I’m particularly interested in the rapid, massive, social restructuring happening right now because 2020 is the year scientists tell us we have to turn the ship if we’re going to survive the climate crisis. (A little side note: If you’re in my congregation, I’d like to suggest some kind of drinking game where every time I mention climate, you get to drink.) But, really, this kind of large scale mobilization is what I’ve been talking about. Can we – or will we – willingly alter our behavior as to prioritize the health of our planet and the future of humanity? And my answer has been, “I don’t know.”
As a result of this global pandemic and our response, I have hope. Admittedly, we aren’t moving quickly enough nationally to respond to the current pandemic crisis. But, if we moved at this pace to effect climate, we’d be successful.
This is to say, as a human family, we have in us exactly what we need. We are able to reach across all that divides us. I mean, we also have it in us to hoard toilet paper. That’s real too. But we have demonstrated our ability to live out of love, to embody generosity and kindness on the large scale.
What this pandemic is offering us is a choice of the world we dream about. Are we going to define ourselves by our fear drawing walls around our own and constricting compassion to those in very small circles around us. Or, are we going to allow this health crisis become an evolutionary leap that transforms our social and economic structures, defined no longer by what we can get but by what we can give?

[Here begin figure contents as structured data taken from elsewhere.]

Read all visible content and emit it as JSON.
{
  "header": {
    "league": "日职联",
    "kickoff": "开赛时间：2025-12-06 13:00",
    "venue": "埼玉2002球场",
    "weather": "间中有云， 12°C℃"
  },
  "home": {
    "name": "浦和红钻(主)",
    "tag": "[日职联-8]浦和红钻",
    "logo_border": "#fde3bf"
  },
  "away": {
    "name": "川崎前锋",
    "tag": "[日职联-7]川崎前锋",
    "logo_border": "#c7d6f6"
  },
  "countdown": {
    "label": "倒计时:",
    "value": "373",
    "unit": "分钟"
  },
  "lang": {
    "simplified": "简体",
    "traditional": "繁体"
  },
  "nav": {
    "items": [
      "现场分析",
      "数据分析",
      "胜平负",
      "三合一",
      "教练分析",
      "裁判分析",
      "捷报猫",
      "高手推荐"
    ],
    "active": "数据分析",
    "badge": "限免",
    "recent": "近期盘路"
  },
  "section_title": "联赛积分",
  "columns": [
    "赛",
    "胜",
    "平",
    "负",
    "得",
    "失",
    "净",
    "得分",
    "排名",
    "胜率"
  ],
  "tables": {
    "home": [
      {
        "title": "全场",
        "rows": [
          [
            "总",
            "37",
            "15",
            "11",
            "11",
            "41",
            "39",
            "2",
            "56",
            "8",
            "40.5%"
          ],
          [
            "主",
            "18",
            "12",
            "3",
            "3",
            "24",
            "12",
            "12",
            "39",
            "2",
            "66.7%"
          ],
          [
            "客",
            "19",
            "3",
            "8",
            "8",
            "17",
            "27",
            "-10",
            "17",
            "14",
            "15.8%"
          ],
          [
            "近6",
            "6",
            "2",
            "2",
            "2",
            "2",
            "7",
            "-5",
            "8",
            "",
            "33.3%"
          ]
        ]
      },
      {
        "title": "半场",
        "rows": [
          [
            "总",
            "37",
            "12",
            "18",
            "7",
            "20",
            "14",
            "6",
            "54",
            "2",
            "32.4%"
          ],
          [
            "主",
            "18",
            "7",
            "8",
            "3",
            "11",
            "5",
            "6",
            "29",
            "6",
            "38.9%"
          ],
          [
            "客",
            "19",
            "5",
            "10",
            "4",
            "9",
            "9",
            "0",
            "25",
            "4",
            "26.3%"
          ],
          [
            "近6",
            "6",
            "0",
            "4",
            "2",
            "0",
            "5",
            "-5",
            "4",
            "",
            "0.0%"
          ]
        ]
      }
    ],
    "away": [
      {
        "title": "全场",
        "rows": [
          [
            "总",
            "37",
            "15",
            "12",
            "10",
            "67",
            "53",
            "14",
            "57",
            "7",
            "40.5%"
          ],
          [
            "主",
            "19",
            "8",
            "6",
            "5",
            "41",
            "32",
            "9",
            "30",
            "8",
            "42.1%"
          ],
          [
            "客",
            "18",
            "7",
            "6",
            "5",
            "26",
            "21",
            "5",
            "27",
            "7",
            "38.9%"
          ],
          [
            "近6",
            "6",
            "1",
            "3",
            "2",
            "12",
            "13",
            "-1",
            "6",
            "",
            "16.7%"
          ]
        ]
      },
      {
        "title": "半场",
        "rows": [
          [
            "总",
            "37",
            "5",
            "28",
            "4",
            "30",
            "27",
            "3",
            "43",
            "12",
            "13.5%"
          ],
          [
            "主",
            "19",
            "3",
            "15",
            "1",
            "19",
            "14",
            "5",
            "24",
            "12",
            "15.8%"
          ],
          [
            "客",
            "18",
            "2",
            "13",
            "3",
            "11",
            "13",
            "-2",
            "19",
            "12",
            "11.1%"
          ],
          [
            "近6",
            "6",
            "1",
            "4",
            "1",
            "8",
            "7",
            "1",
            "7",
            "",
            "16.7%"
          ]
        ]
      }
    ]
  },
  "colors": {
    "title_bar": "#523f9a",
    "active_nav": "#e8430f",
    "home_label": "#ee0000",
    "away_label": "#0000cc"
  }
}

Over the course of these next few Sundays, I’m going to tease out what this new world might look like and I’m hoping to hear from some of you about the world you dream about.
We are writing our nation’s story right now. This is soon to be our history and whether we use this experience to hold us back or propel us forward is still unknown. But, as awful as this experience has been, I’ve never felt more hopeful about our long term future than I do right now.
I love you all very much. Do Good. Be well.